Le gouvernement pro-européen de la Pologne a dénoncé jeudi « un acte de trahison » après le veto du président nationaliste à la participation de Varsovie au programme Safe de l’UE censé lui apporter des dizaines de milliards d’euros sous forme de prêts afin de renforcer sa défense.
Voisine de la Russie, du Bélarus et de l’Ukraine, la Pologne a massivement investi ces dernières années dans la modernisation de ses forces armées et de son industrie de défense, mobilisant des milliards de zlotys pour contrer une éventuelle menace russe.
En 2026, ses dépenses militaires doivent dépasser 4,8 % du PIB, faisant de son budget l’un des plus élevés de l’Otan. Pour accélérer encore la modernisation, le gouvernement de Donald Tusk mise sur le vaste programme européen Safe, doté de 150 milliards d’euros, dont environ 44 milliards d’euros pour la seule Pologne.
Safe a déjà été approuvé par le Parlement, mais le président Karol Nawrocki, un historien de formation élu en juin 2025 avec l’appui du parti ultraconservateur Droit et Justice (PiS, opposition), a annoncé jeudi soir qu’il y mettait son veto.
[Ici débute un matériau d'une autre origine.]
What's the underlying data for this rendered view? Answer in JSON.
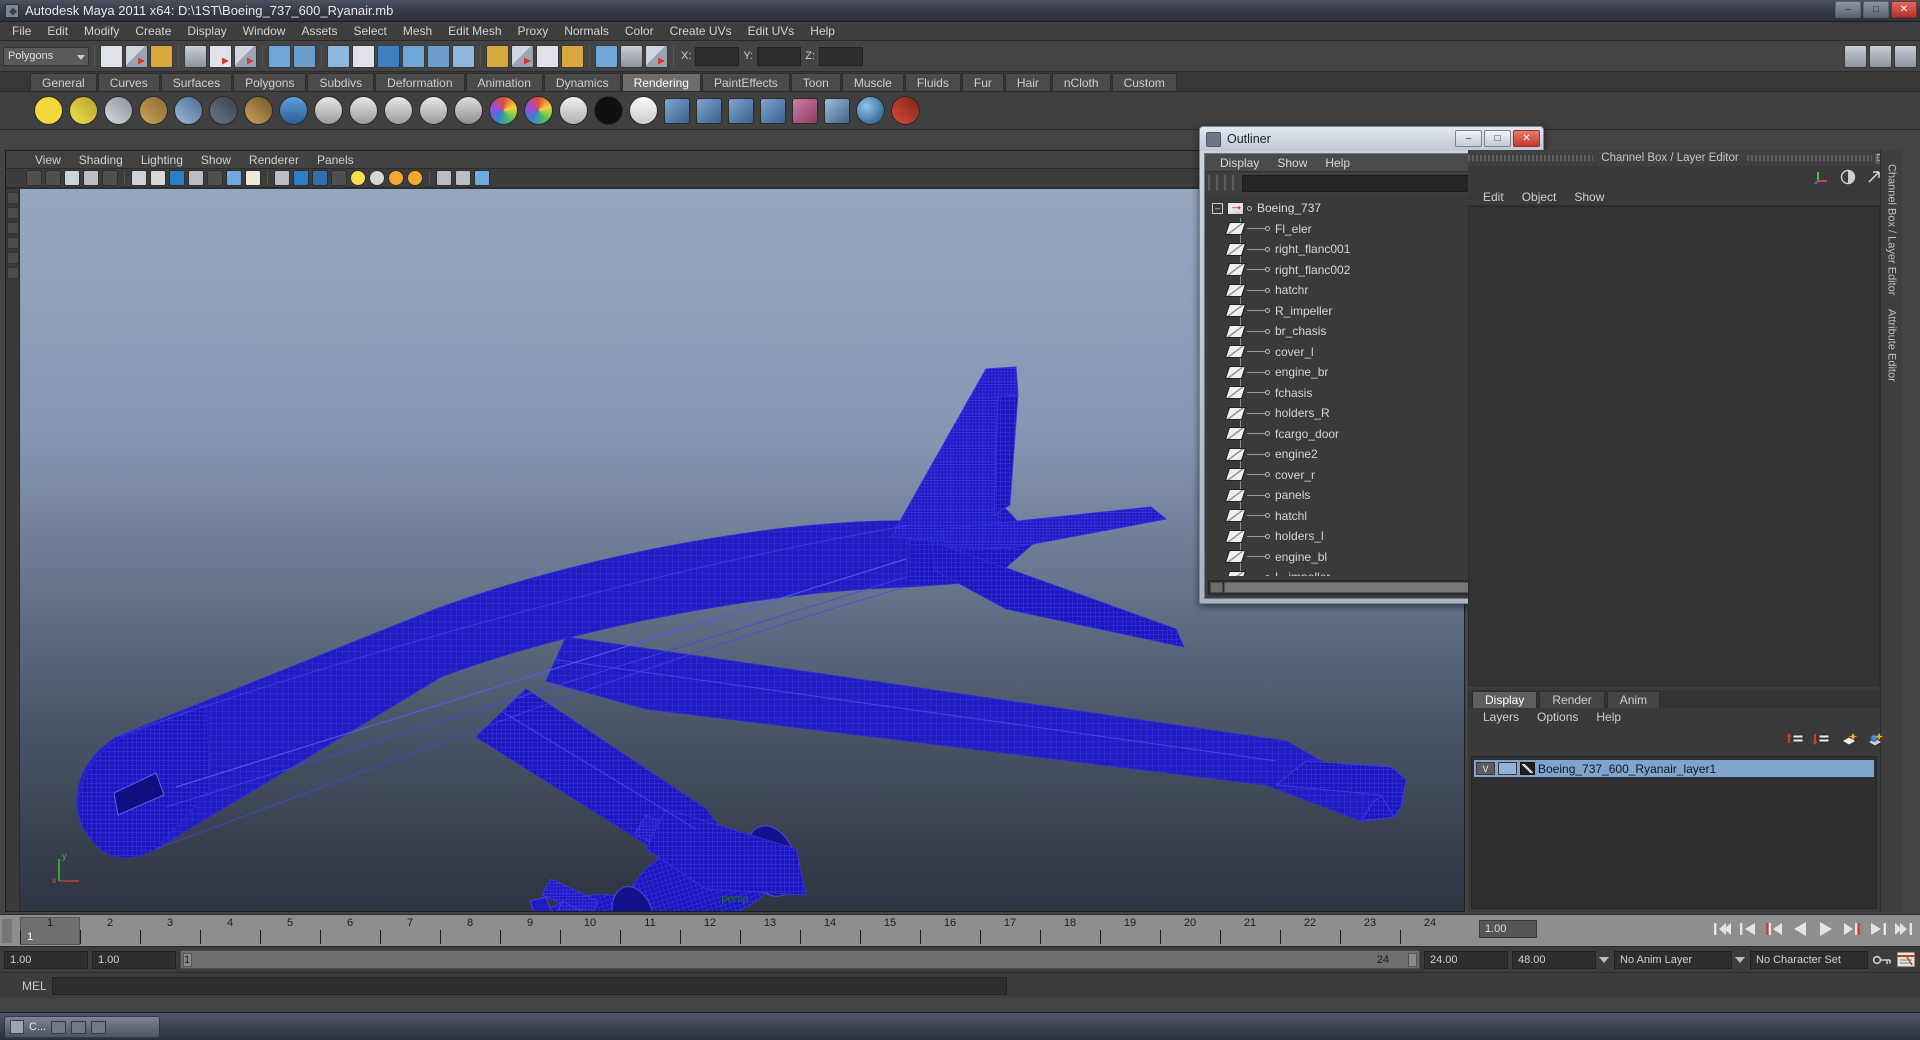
{
  "window": {
    "title": "Autodesk Maya 2011 x64: D:\\1ST\\Boeing_737_600_Ryanair.mb",
    "minimize": "–",
    "maximize": "□",
    "close": "✕",
    "app_icon": "maya-icon"
  },
  "menubar": {
    "items": [
      "File",
      "Edit",
      "Modify",
      "Create",
      "Display",
      "Window",
      "Assets",
      "Select",
      "Mesh",
      "Edit Mesh",
      "Proxy",
      "Normals",
      "Color",
      "Create UVs",
      "Edit UVs",
      "Help"
    ]
  },
  "statusbar": {
    "mode_selector": "Polygons",
    "axis_labels": [
      "X:",
      "Y:",
      "Z:"
    ]
  },
  "shelf_tabs": {
    "items": [
      "General",
      "Curves",
      "Surfaces",
      "Polygons",
      "Subdivs",
      "Deformation",
      "Animation",
      "Dynamics",
      "Rendering",
      "PaintEffects",
      "Toon",
      "Muscle",
      "Fluids",
      "Fur",
      "Hair",
      "nCloth",
      "Custom"
    ],
    "active": "Rendering"
  },
  "viewport": {
    "menus": [
      "View",
      "Shading",
      "Lighting",
      "Show",
      "Renderer",
      "Panels"
    ],
    "camera_label": "persp",
    "axis_labels": {
      "x": "x",
      "y": "y"
    },
    "wireframe_color": "#1b18c4",
    "bg_top": "#96a7c0",
    "bg_bottom": "#2e3440"
  },
  "outliner": {
    "title": "Outliner",
    "window_icon": "outliner-icon",
    "minimize": "–",
    "maximize": "□",
    "close": "✕",
    "menus": [
      "Display",
      "Show",
      "Help"
    ],
    "search_value": "",
    "root": "Boeing_737",
    "items": [
      "Fl_eler",
      "right_flanc001",
      "right_flanc002",
      "hatchr",
      "R_impeller",
      "br_chasis",
      "cover_l",
      "engine_br",
      "fchasis",
      "holders_R",
      "fcargo_door",
      "engine2",
      "cover_r",
      "panels",
      "hatchl",
      "holders_l",
      "engine_bl",
      "L_impeller"
    ]
  },
  "channel_box": {
    "title": "Channel Box / Layer Editor",
    "menus": [
      "Edit",
      "Object",
      "Show"
    ],
    "vertical_tabs": [
      "Channel Box / Layer Editor",
      "Attribute Editor"
    ],
    "undock": "❐",
    "close": "✕"
  },
  "layer_editor": {
    "tabs": [
      "Display",
      "Render",
      "Anim"
    ],
    "active_tab": "Display",
    "menus": [
      "Layers",
      "Options",
      "Help"
    ],
    "layers": [
      {
        "visibility": "V",
        "type": "",
        "name": "Boeing_737_600_Ryanair_layer1",
        "selected": true
      }
    ]
  },
  "timeline": {
    "current_frame": "1",
    "ticks": [
      "1",
      "2",
      "3",
      "4",
      "5",
      "6",
      "7",
      "8",
      "9",
      "10",
      "11",
      "12",
      "13",
      "14",
      "15",
      "16",
      "17",
      "18",
      "19",
      "20",
      "21",
      "22",
      "23",
      "24"
    ],
    "playback_speed_field": "1.00",
    "playback_buttons": [
      "go-to-start",
      "step-back-key",
      "step-back-frame",
      "play-backwards",
      "play-forwards",
      "step-forward-frame",
      "step-forward-key",
      "go-to-end"
    ]
  },
  "range_bar": {
    "anim_start": "1.00",
    "range_start": "1.00",
    "range_slider_left": "1",
    "range_slider_right": "24",
    "range_end": "24.00",
    "anim_end": "48.00",
    "anim_layer": "No Anim Layer",
    "character_set": "No Character Set",
    "key_icon": "key-icon",
    "auto_key_icon": "autokey-icon"
  },
  "mel_bar": {
    "label": "MEL",
    "command_value": "",
    "output_value": ""
  },
  "taskbar": {
    "button_label": "C...",
    "app_icon": "app-icon"
  }
}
« J’ai pris la décision de ne pas signer la loi qui permettrait à la Pologne de contracter l’emprunt dit + Safe +. Je ne signerai en effet jamais une loi qui porte atteinte à notre souveraineté, à notre indépendance, ainsi qu’à notre sécurité économique et militaire », a déclaré Karol Nawrocki lors d’une allocution télévisée.
12 000 entreprises
Karol Nawrocki et le PiS voient dans le programme Safe un cheval de Troie permettant à Bruxelles – et à Berlin, toujours perçu comme le voisin dominateur par une partie de la droite – d’exercer une pression sur Varsovie, notamment par un mécanisme de contrôle de l’allocation des fonds. Selon lui, Safe risque aussi d’endetter les Polonais « pour des générations ».